Get ready: Religious accommodation duty may be expanding soon
The scope of the duty to provide religious accommodation to employees may well expand in 2023.
On Jan. 13, the U.S. Supreme Court agreed to hear a case involving a Christian mail carrier who resigned after being told he would have to work on Sundays.
Lower courts ruled against the employee, but there are signs that the Supreme Court will use the case as a vehicle to extend the duty of employers to accommodate employees’ religious beliefs.
The current employer-friendly standard has long been criticized by conservatives as not doing enough to protect the religious rights of employees, and several current Supreme Court justices have said it should be revisited.
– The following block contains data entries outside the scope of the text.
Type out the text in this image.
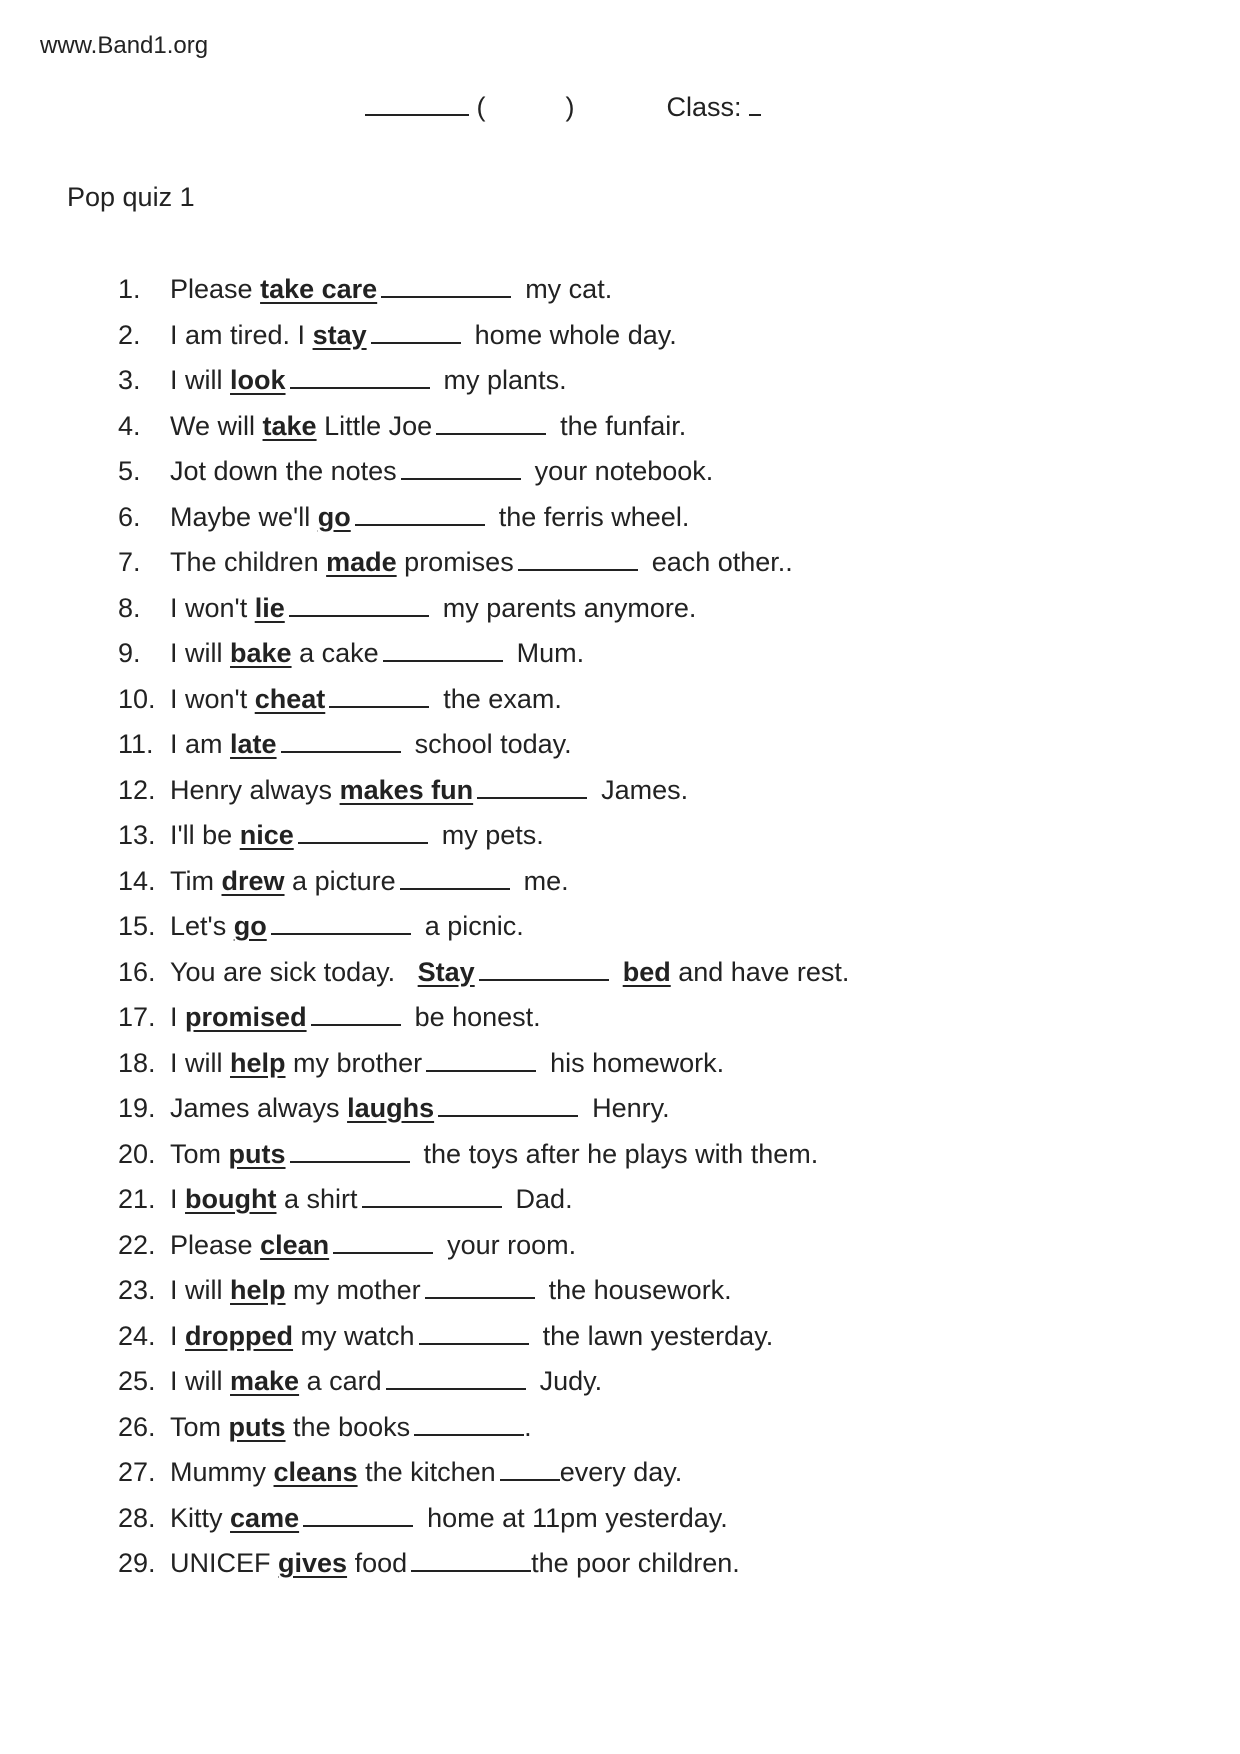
www.Band1.org
(	)	Class:
Pop quiz 1
1. Please take care	my cat.
2. I am tired. I stay	home whole day.
3. I will look	my plants.
4. We will take Little Joe	the funfair.
5. Jot down the notes	your notebook.
6. Maybe we'll go	the ferris wheel.
7. The children made promises	each other..
8. I won't lie	my parents anymore.
9. I will bake a cake	Mum.
10. I won't cheat	the exam.
11. I am late	school today.
12. Henry always makes fun	James.
13. I'll be nice	my pets.
14. Tim drew a picture	me.
15. Let's go	a picnic.
16. You are sick today. Stay	bed and have rest.
17. I promised	be honest.
18. I will help my brother	his homework.
19. James always laughs	Henry.
20. Tom puts	the toys after he plays with them.
21. I bought a shirt	Dad.
22. Please clean	your room.
23. I will help my mother	the housework.
24. I dropped my watch	the lawn yesterday.
25. I will make a card	Judy.
26. Tom puts the books	.
27. Mummy cleans the kitchen every day.
28. Kitty came	home at 11pm yesterday.
29. UNICEF gives food	the poor children.
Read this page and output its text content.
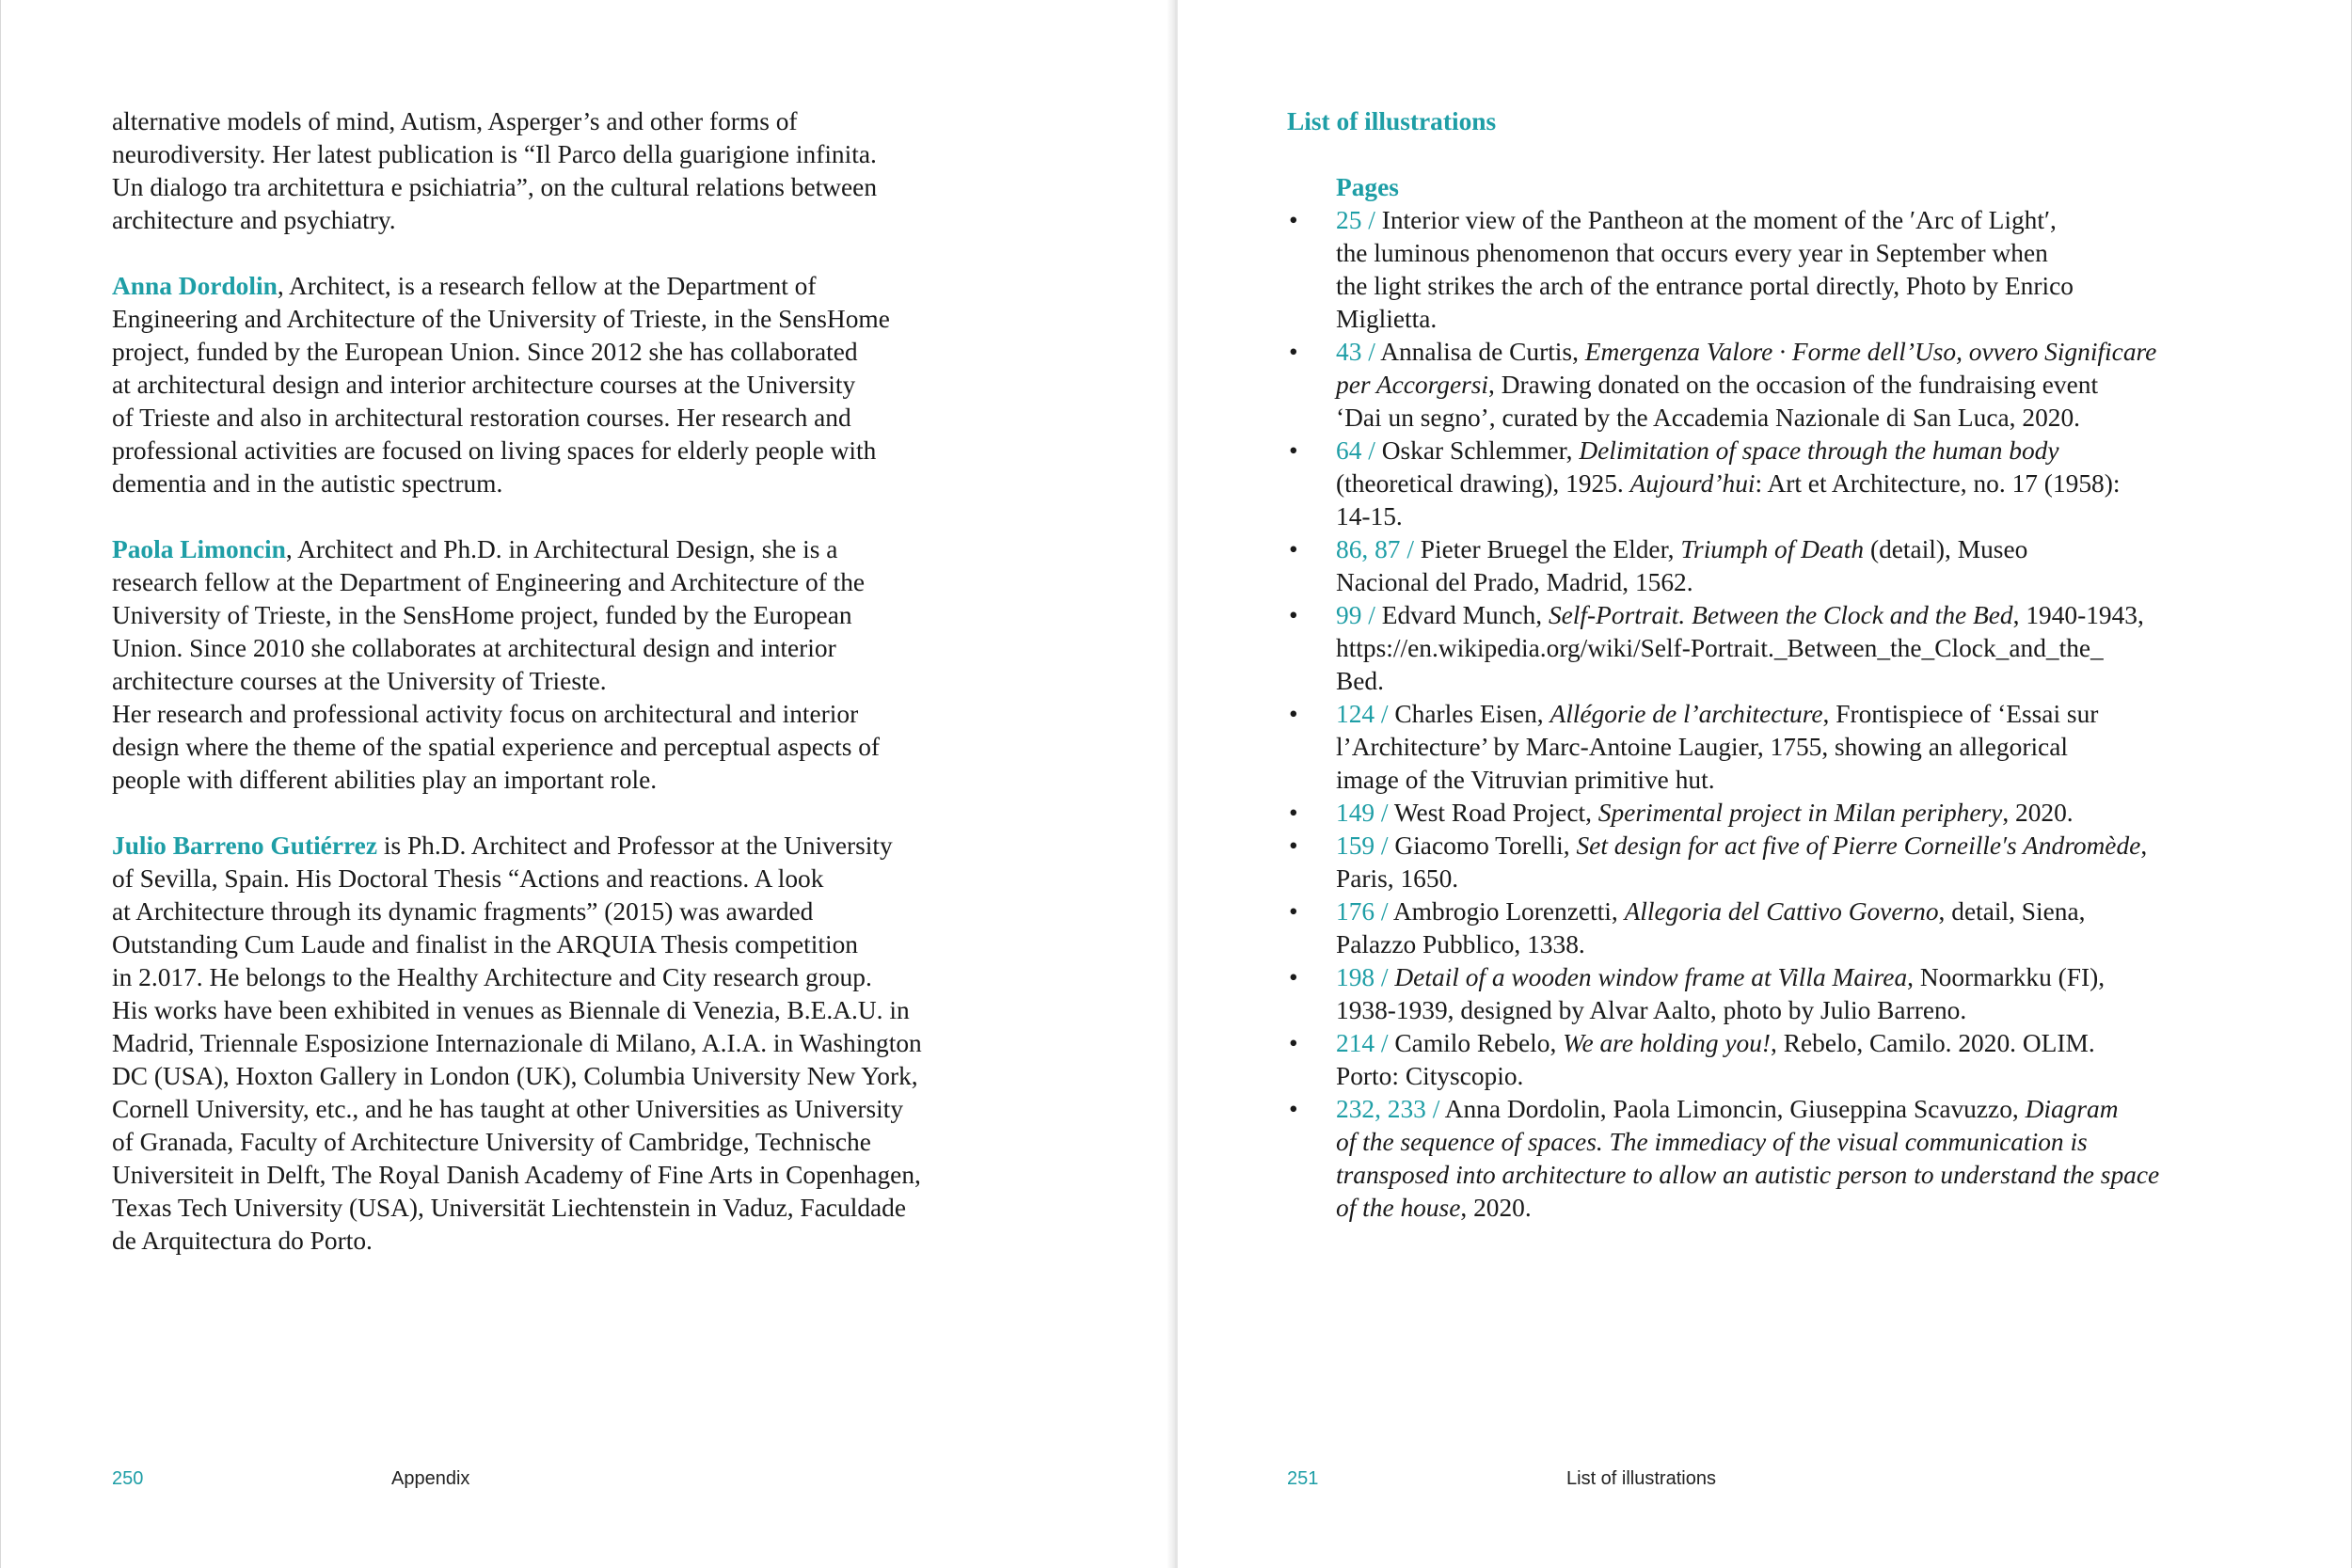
alternative models of mind, Autism, Asperger’s and other forms of
neurodiversity. Her latest publication is “Il Parco della guarigione infinita.
Un dialogo tra architettura e psichiatria”, on the cultural relations between
architecture and psychiatry.

Anna Dordolin, Architect, is a research fellow at the Department of
Engineering and Architecture of the University of Trieste, in the SensHome
project, funded by the European Union. Since 2012 she has collaborated
at architectural design and interior architecture courses at the University
of Trieste and also in architectural restoration courses. Her research and
professional activities are focused on living spaces for elderly people with
dementia and in the autistic spectrum.

Paola Limoncin, Architect and Ph.D. in Architectural Design, she is a
research fellow at the Department of Engineering and Architecture of the
University of Trieste, in the SensHome project, funded by the European
Union. Since 2010 she collaborates at architectural design and interior
architecture courses at the University of Trieste.
Her research and professional activity focus on architectural and interior
design where the theme of the spatial experience and perceptual aspects of
people with different abilities play an important role.

Julio Barreno Gutiérrez is Ph.D. Architect and Professor at the University
of Sevilla, Spain. His Doctoral Thesis “Actions and reactions. A look
at Architecture through its dynamic fragments” (2015) was awarded
Outstanding Cum Laude and finalist in the ARQUIA Thesis competition
in 2.017. He belongs to the Healthy Architecture and City research group.
His works have been exhibited in venues as Biennale di Venezia, B.E.A.U. in
Madrid, Triennale Esposizione Internazionale di Milano, A.I.A. in Washington
DC (USA), Hoxton Gallery in London (UK), Columbia University New York,
Cornell University, etc., and he has taught at other Universities as University
of Granada, Faculty of Architecture University of Cambridge, Technische
Universiteit in Delft, The Royal Danish Academy of Fine Arts in Copenhagen,
Texas Tech University (USA), Universität Liechtenstein in Vaduz, Faculdade
de Arquitectura do Porto.

250	Appendix
List of illustrations
Pages
•	25 / Interior view of the Pantheon at the moment of the ′Arc of Light′,
the luminous phenomenon that occurs every year in September when
the light strikes the arch of the entrance portal directly, Photo by Enrico
Miglietta.
•	43 / Annalisa de Curtis, Emergenza Valore · Forme dell’Uso, ovvero Significare
per Accorgersi, Drawing donated on the occasion of the fundraising event
‘Dai un segno’, curated by the Accademia Nazionale di San Luca, 2020.
•	64 / Oskar Schlemmer, Delimitation of space through the human body
(theoretical drawing), 1925. Aujourd’hui: Art et Architecture, no. 17 (1958):
14-15.
•	86, 87 / Pieter Bruegel the Elder, Triumph of Death (detail), Museo
Nacional del Prado, Madrid, 1562.
•	99 / Edvard Munch, Self-Portrait. Between the Clock and the Bed, 1940-1943,
https://en.wikipedia.org/wiki/Self-Portrait._Between_the_Clock_and_the_
Bed.
•	124 / Charles Eisen, Allégorie de l’architecture, Frontispiece of ‘Essai sur
l’Architecture’ by Marc-Antoine Laugier, 1755, showing an allegorical
image of the Vitruvian primitive hut.
•	149 / West Road Project, Sperimental project in Milan periphery, 2020.
•	159 / Giacomo Torelli, Set design for act five of Pierre Corneille′s Andromède,
Paris, 1650.
•	176 / Ambrogio Lorenzetti, Allegoria del Cattivo Governo, detail, Siena,
Palazzo Pubblico, 1338.
•	198 / Detail of a wooden window frame at Villa Mairea, Noormarkku (FI),
1938-1939, designed by Alvar Aalto, photo by Julio Barreno.
•	214 / Camilo Rebelo, We are holding you!, Rebelo, Camilo. 2020. OLIM.
Porto: Cityscopio.
•	232, 233 / Anna Dordolin, Paola Limoncin, Giuseppina Scavuzzo, Diagram
of the sequence of spaces. The immediacy of the visual communication is
transposed into architecture to allow an autistic person to understand the space
of the house, 2020.
251	List of illustrations
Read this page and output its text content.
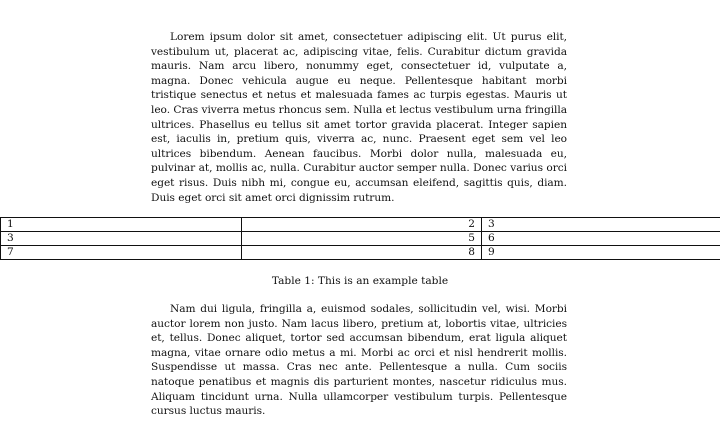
Lorem ipsum dolor sit amet, consectetuer adipiscing elit. Ut purus elit, vestibulum ut, placerat ac, adipiscing vitae, felis. Curabitur dictum gravida mauris. Nam arcu libero, nonummy eget, consectetuer id, vulputate a, magna. Donec vehicula augue eu neque. Pellentesque habitant morbi tristique senectus et netus et malesuada fames ac turpis egestas. Mauris ut leo. Cras viverra metus rhoncus sem. Nulla et lectus vestibulum urna fringilla ultrices. Phasellus eu tellus sit amet tortor gravida placerat. Integer sapien est, iaculis in, pretium quis, viverra ac, nunc. Praesent eget sem vel leo ultrices bibendum. Aenean faucibus. Morbi dolor nulla, malesuada eu, pulvinar at, mollis ac, nulla. Curabitur auctor semper nulla. Donec varius orci eget risus. Duis nibh mi, congue eu, accumsan eleifend, sagittis quis, diam. Duis eget orci sit amet orci dignissim rutrum.
1	2	3
3	5	6
7	8	9
Table 1: This is an example table
Nam dui ligula, fringilla a, euismod sodales, sollicitudin vel, wisi. Morbi auctor lorem non justo. Nam lacus libero, pretium at, lobortis vitae, ultricies et, tellus. Donec aliquet, tortor sed accumsan bibendum, erat ligula aliquet magna, vitae ornare odio metus a mi. Morbi ac orci et nisl hendrerit mollis. Suspendisse ut massa. Cras nec ante. Pellentesque a nulla. Cum sociis natoque penatibus et magnis dis parturient montes, nascetur ridiculus mus. Aliquam tincidunt urna. Nulla ullamcorper vestibulum turpis. Pellentesque cursus luctus mauris.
Now those justices have gotten their wish, and the stage is set for a new standard that would require employers to do more to accommodate their employees’ religious beliefs.
Religious accommodation sought
The case involves Gerald Groff, a Sunday Sabbath observer who believes Sundays are for worship and rest – and not work.
Groff worked for the postal service as a type of postal carrier called a rural carrier associate. In that non-career role, he worked as needed and provided coverage for career employees when they were absent.
After the postal service contracted with Amazon to deliver Amazon packages on Sundays, it needed all the help from carriers it could get. Despite the need, it did not forget its duty to accommodate Groff and in fact took several steps to do so. For example, it sought out others to work on Sundays, and the postmaster covered some shifts. It also told him he could pick another day of the week to observe the Sabbath.
The postal service said Groff’s refusal to work Sundays created morale problems and resentment toward management among the carriers who had to cover his absences.
The local postmaster added that it was hard and time-consuming to find coverage, lamenting that it increased his workload and the workload of other postmasters.
Groff was disciplined for not working when scheduled on Sundays, and he eventually resigned.
The postal service rejected Groff’s internal complaints, and he sued in court to allege a violation of Title VII.
He asserted two distinct claims under Title VII: disparate treatment and refusal to accommodate.
Lower courts back employer
A federal district court ruled against him, finding that the requested exemption would create an undue hardship for the postal service.
The U.S. Court of Appeals for the Third Circuit agreed. It said that excusing Groff from working on Sundays would result in an undue hardship for the postal service. As a result, there was no unlawful denial of a religious accommodation and no violation of Title VII, the appeals court ruled.
The lower court rulings were guided by a 1977 U.S. Supreme Court ruling that said an employer can prove undue hardship in Title VII religious accommodations cases by showing that granting the requested accommodation would impose more than a “de minimis” cost – which essentially means more than just a little.
Here, the lower courts said that standard was met. The requested accommodation imposed on Groff’s co-workers, disrupted the workplace and hurt employee morale, the appeals court pointed out. “The impact on the workplace here … far surpasses a de minimis burden,” it added.
The de minimis undue hardship standard in religious accommodation cases stands in stark contrast to the undue hardship standard that applies in reasonable accommodation cases brought under the Americans with Disabilities Act. The latter standard requires employers to show that granting a requested accommodation would result in significant difficulty or expense.
In mid-January, the Supreme Court accepted Groff’s petition for further review and is now set to answer two related questions:
- Whether the currently applicable, employer-friendly de minimis should be retained, and
- Whether an employer should be able to establish undue hardship just by showing that an accommodation would burden the requesting employee’s co-workers rather than the business itself.
Reading the tea leaves
The current makeup of the high court – which can fairly be described as having a clear conservative majority – indicates that it is likely to refine or abandon the current accommodation standard in favor of one that imposes a greater duty on employers to accommodate religious accommodation requests.
Another indication that a duty-expanding change is looming: In 2020, three of the high court’s conservative justices (Alito, Thomas and Gorsuch) expressly argued that the current standard should be reconsidered. That argument, delivered while concurring with a decision to deny review in a different case, said the current standard “does not represent the most likely interpretation of the statutory term ‘undue hardship.’”
One final, less persuasive indicator that a more employee-friendly religious accommodation standard is on the way: In June, the Supreme Court ruled that a high school football coach could pray on the field after games.
The Groff case is expected to be argued in April, and a decision is likely to be issued by the end of June.
Groff v. DeJoy, No. 21-1900 (U.S. cert. granted 1/13/23).